Cornell University’s School of Integrative Plant Science’s (SIPS) Diversity and Inclusion Council has a specific vision and view of the school (emphasis mine):

“Our efforts have gained momentum with the surge in support for the Black Lives Matter movement last spring,” says Hale Tufan, SIPS’ Chair of Diversity and Inclusion. “But our mission is much broader and addresses racism and discrimination of all kinds, and aims to build an inclusive culture focused on social justice.”Tufan, who is also a Research Professor in the Department of Global Development and SIPS’ Plant Breeding and Genetics Section, convened the SIPS Diversity and Inclusion Council last October. The Council’s charge is to help coordinate SIPS’ responses to inequities, including advising SIPS’ Director and Executive Committee on policy and structural changes to break down barriers and promote diversity.The Council’s vision is for an inclusive SIPS community that flourishes because it values and supports diversity, equity, inclusion, and justice. It recognizes that our institution was founded on and perpetuates various injustices. These include settler colonialism, indigenous dispossession, slavery, racism, classism, sexism, transphobia, homophobia, antisemitism, and ableism.“We seek to address and repair the harms caused by these intersecting forms of oppression,” the Council’s vision statement concludes.

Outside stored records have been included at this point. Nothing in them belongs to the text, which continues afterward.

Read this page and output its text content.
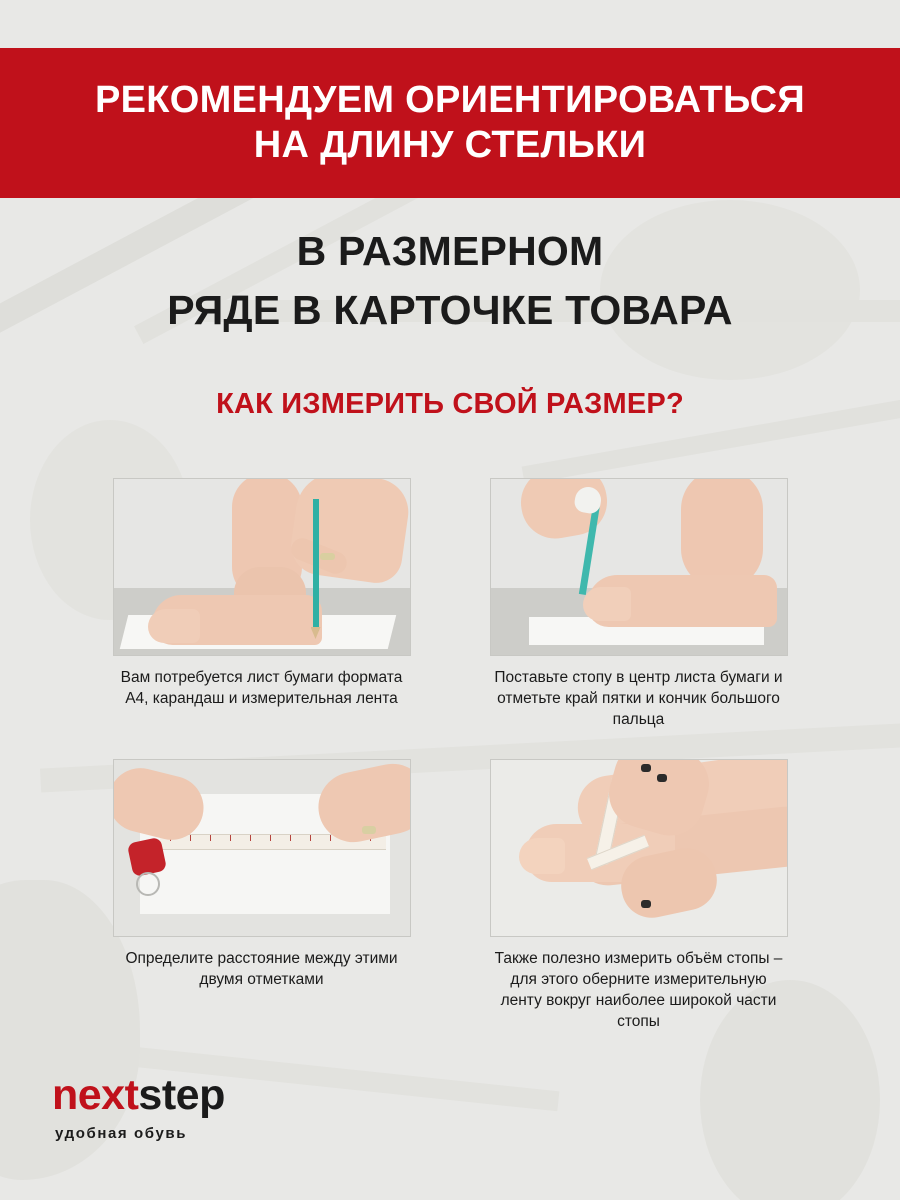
РЕКОМЕНДУЕМ ОРИЕНТИРОВАТЬСЯ
НА ДЛИНУ СТЕЛЬКИ
В РАЗМЕРНОМ
РЯДЕ В КАРТОЧКЕ ТОВАРА
КАК ИЗМЕРИТЬ СВОЙ РАЗМЕР?
Вам потребуется лист бумаги формата А4, карандаш и измерительная лента
Поставьте стопу в центр листа бумаги и отметьте край пятки и кончик большого пальца
Определите расстояние между этими двумя отметками
Также полезно измерить объём стопы – для этого оберните измерительную ленту вокруг наиболее широкой части стопы
nextstep
удобная обувь
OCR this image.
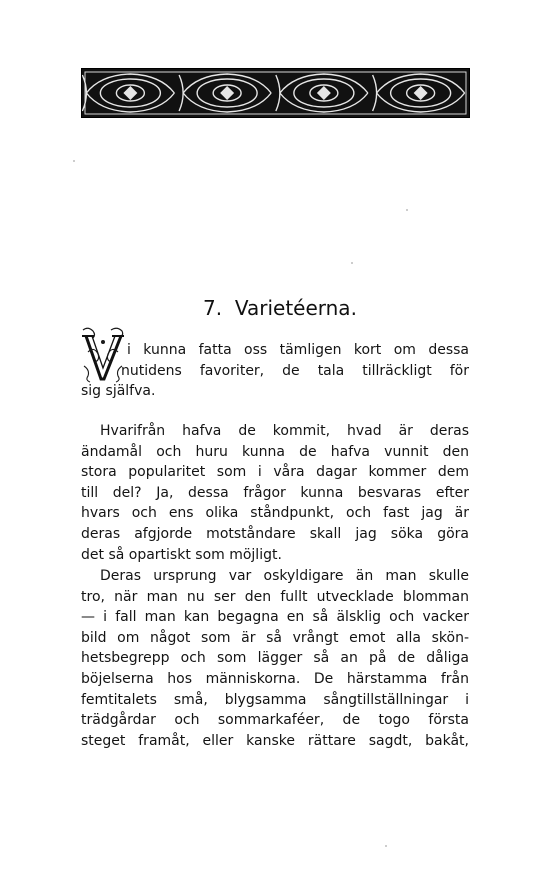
7.  Varietéerna.
i kunna fatta oss tämligen kort om dessa
nutidens favoriter, de tala tillräckligt för
sig själfva.
Hvarifrån hafva de kommit, hvad är deras
ändamål och huru kunna de hafva vunnit den
stora popularitet som i våra dagar kommer dem
till del? Ja, dessa frågor kunna besvaras efter
hvars och ens olika ståndpunkt, och fast jag är
deras afgjorde motståndare skall jag söka göra
det så opartiskt som möjligt.
Deras ursprung var oskyldigare än man skulle
tro, när man nu ser den fullt utvecklade blomman
— i fall man kan begagna en så älsklig och vacker
bild om något som är så vrångt emot alla skön-
hetsbegrepp och som lägger så an på de dåliga
böjelserna hos människorna. De härstamma från
femtitalets små, blygsamma sångtillställningar i
trädgårdar och sommarkaféer, de togo första
steget framåt, eller kanske rättare sagdt, bakåt,
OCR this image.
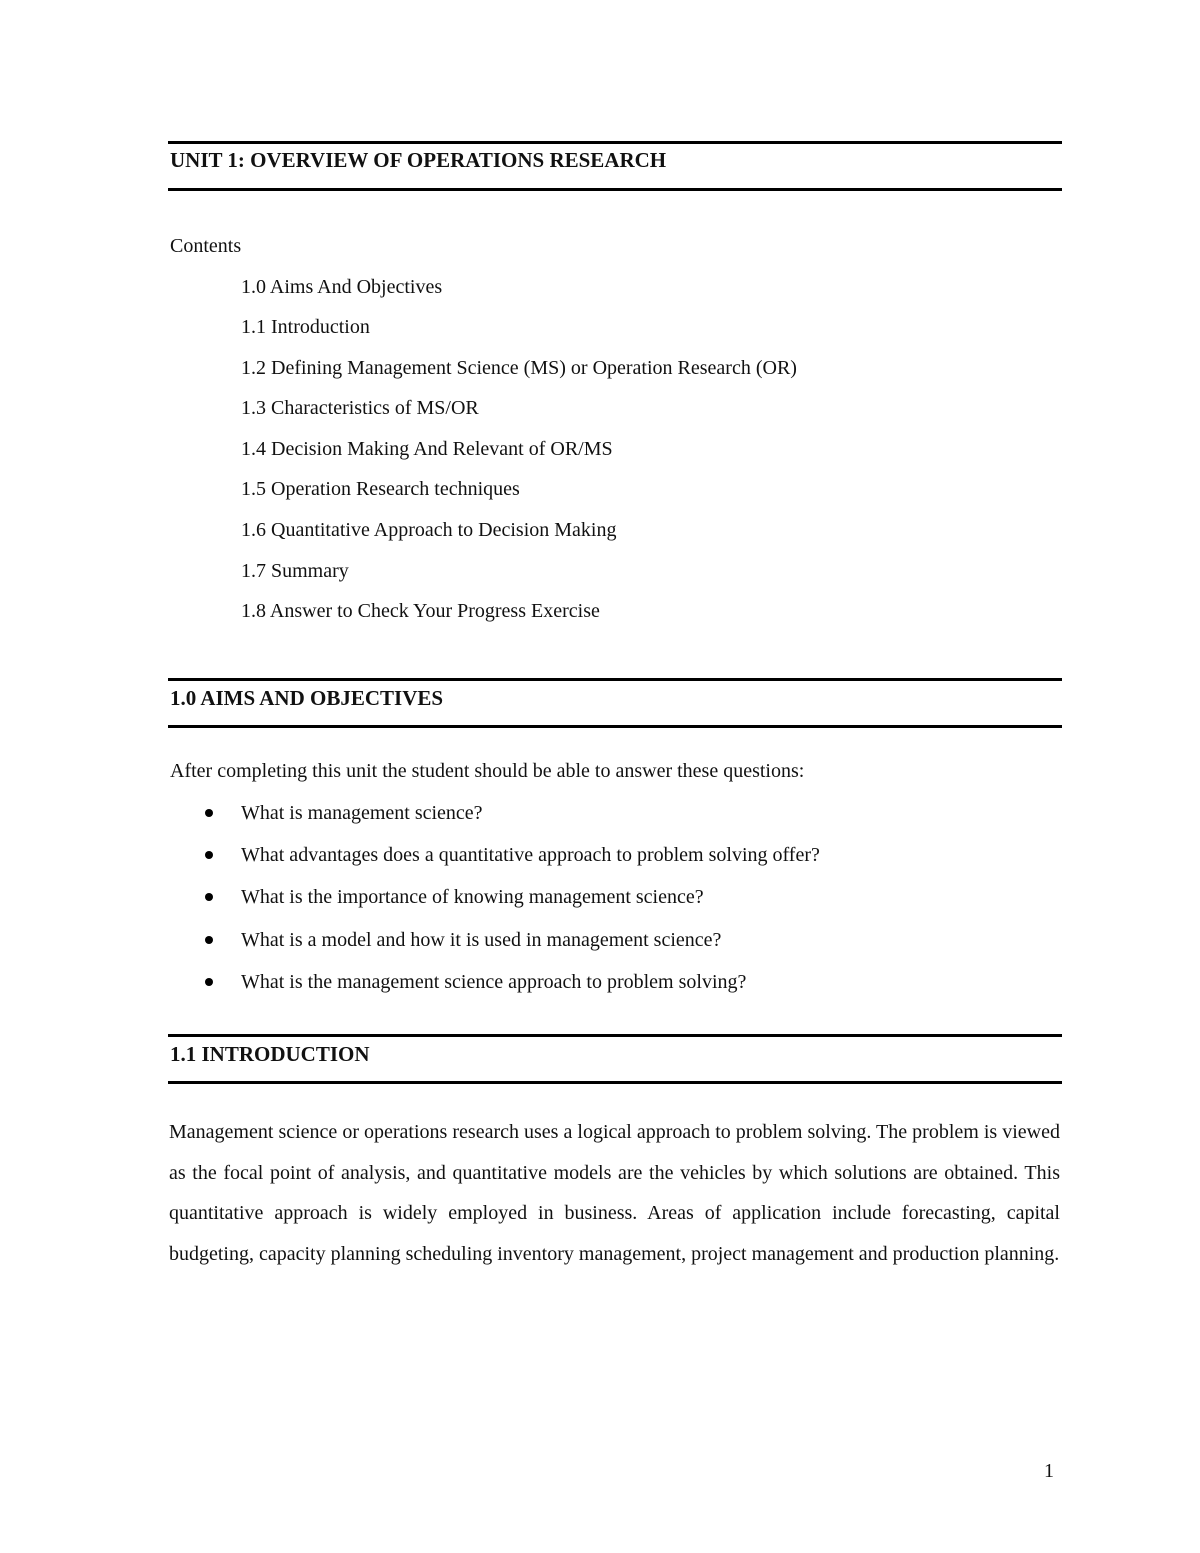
UNIT 1: OVERVIEW OF OPERATIONS RESEARCH
Contents
1.0 Aims And Objectives
1.1 Introduction
1.2 Defining Management Science (MS) or Operation Research (OR)
1.3 Characteristics of MS/OR
1.4 Decision Making And Relevant of OR/MS
1.5 Operation Research techniques
1.6 Quantitative Approach to Decision Making
1.7 Summary
1.8 Answer to Check Your Progress Exercise
1.0 AIMS AND OBJECTIVES
After completing this unit the student should be able to answer these questions:
What is management science?
What advantages does a quantitative approach to problem solving offer?
What is the importance of knowing management science?
What is a model and how it is used in management science?
What is the management science approach to problem solving?
1.1 INTRODUCTION
Management science or operations research uses a logical approach to problem solving. The problem is viewed as the focal point of analysis, and quantitative models are the vehicles by which solutions are obtained. This quantitative approach is widely employed in business. Areas of application include forecasting, capital budgeting, capacity planning scheduling inventory management, project management and production planning.
1
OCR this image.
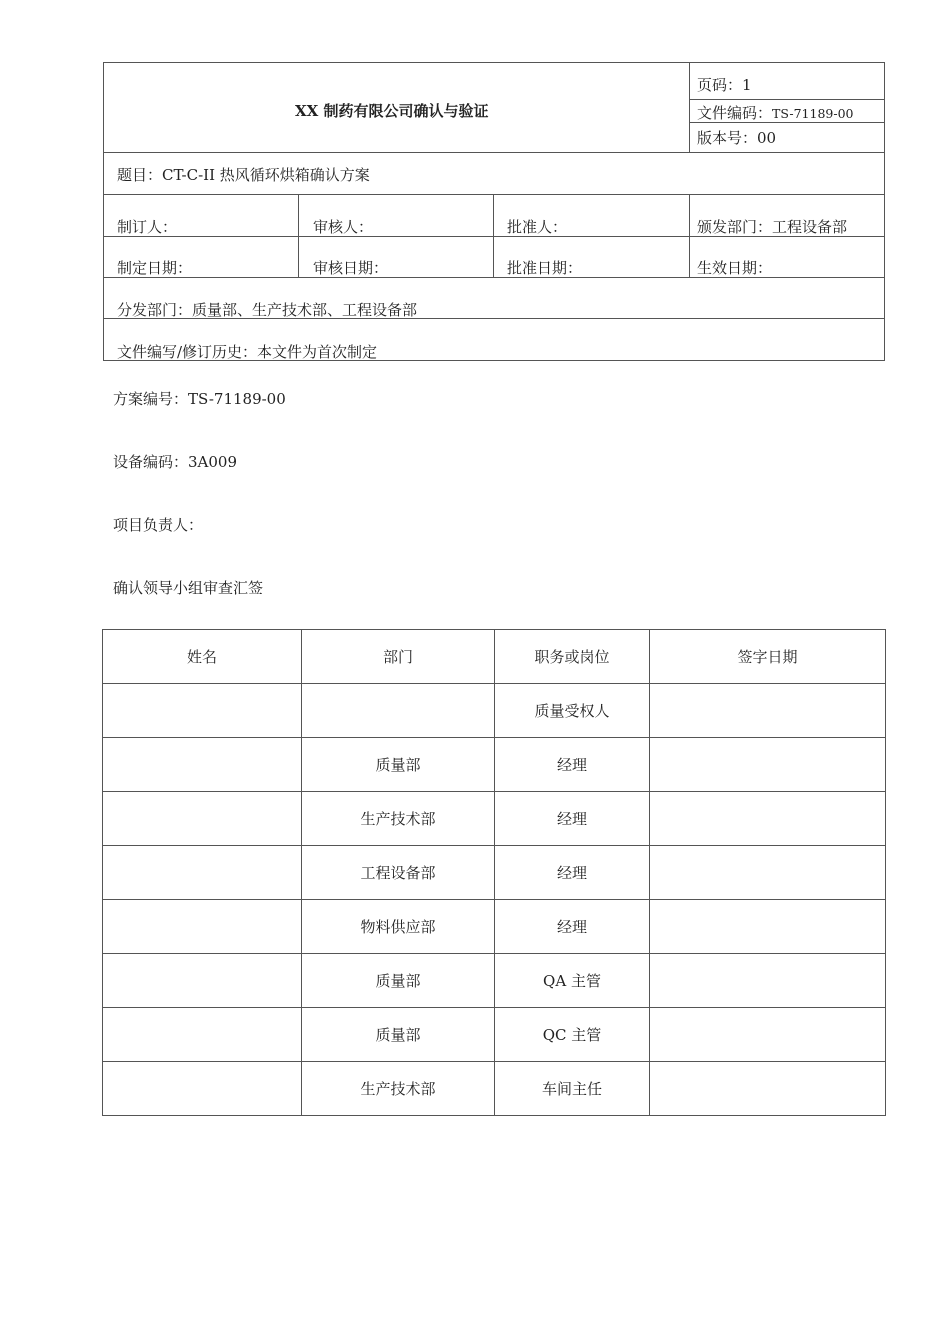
XX 制药有限公司确认与验证
页码：1
文件编码：TS-71189-00
版本号：00
题目：CT-C-II 热风循环烘箱确认方案
制订人：	审核人：	批准人：	颁发部门：工程设备部
制定日期：	审核日期：	批准日期：	生效日期：
分发部门：质量部、生产技术部、工程设备部
文件编写/修订历史：本文件为首次制定
方案编号：TS-71189-00
设备编码：3A009
项目负责人：
确认领导小组审查汇签
姓名	部门	职务或岗位	签字日期
		质量受权人	
	质量部	经理	
	生产技术部	经理	
	工程设备部	经理	
	物料供应部	经理	
	质量部	QA 主管	
	质量部	QC 主管	
	生产技术部	车间主任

The statement has been up since March 2021.

Our very own Professor Jacobson stuck up for SIPS’ free speech:

Asked to weigh in on the diversity statement, Cornell University law professor William Jacobson told The College Fix he fully “support[s] Cornell’s freedom of speech to engage in self-criticism, even if that self-criticism amounts to inaccurate self-abasing virtue signaling.”But, he added, “Cornell is not the place portrayed in that statement, and it’s bizarre to me that a Cornell academic unit would use such a description of our campus and community.”